- Education: University of Oxford
- Occupation: Artist
- Family: William Dalrymple (husband) Sam Dalrymple (son) James Baillie Fraser (great-great-great uncle) William Fraser (great-great-great uncle)

= Olivia Fraser (artist) =

Scottish artist

Olivia Fraser is a Scottish artist based in London. She is known for her paintings, particularly of India where she spends a considerable amount of her time.

==Career==
Fraser took inspiration from James Bailie Fraser and moved to India in the late 1980s to paint the architecture of Delhi and travel watercolours of India. In India, she mastered the craft of the Hindu miniature. Later, she evolved her own method which is a combination of Indian styles and Bridget Riley's optical patterns.
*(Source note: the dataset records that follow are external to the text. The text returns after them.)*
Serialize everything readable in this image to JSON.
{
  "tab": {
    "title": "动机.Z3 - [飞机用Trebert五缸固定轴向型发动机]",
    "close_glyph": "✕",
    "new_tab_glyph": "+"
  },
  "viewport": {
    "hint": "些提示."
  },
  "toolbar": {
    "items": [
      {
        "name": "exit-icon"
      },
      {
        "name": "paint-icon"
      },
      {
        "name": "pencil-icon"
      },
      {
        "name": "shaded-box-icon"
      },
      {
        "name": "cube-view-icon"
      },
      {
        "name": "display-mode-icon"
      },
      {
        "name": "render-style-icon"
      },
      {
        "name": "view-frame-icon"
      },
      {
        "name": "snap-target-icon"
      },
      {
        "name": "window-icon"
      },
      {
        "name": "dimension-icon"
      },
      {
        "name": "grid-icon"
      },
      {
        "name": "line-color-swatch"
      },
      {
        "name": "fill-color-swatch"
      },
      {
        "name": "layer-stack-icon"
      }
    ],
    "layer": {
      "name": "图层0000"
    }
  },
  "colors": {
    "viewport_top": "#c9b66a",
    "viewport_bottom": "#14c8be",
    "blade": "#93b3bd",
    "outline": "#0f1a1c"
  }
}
Fraser's works have been exhibited in top galleries around the world.

HarperCollins published her book A Journey Within in 2019 with a foreword by B. N. Goswamy.

==Education and personal life==
Fraser has an M.A. in Modern Languages from the University of Oxford. She is married to historian William Dalrymple. Together, they have three children. One of them, Sam Dalrymple, is a historian, writer, film-maker, peace activist, and social media influencer. Scottish travel writer and artist James Bailie Fraser and British India civil servant William Fraser were her great-great-great uncles.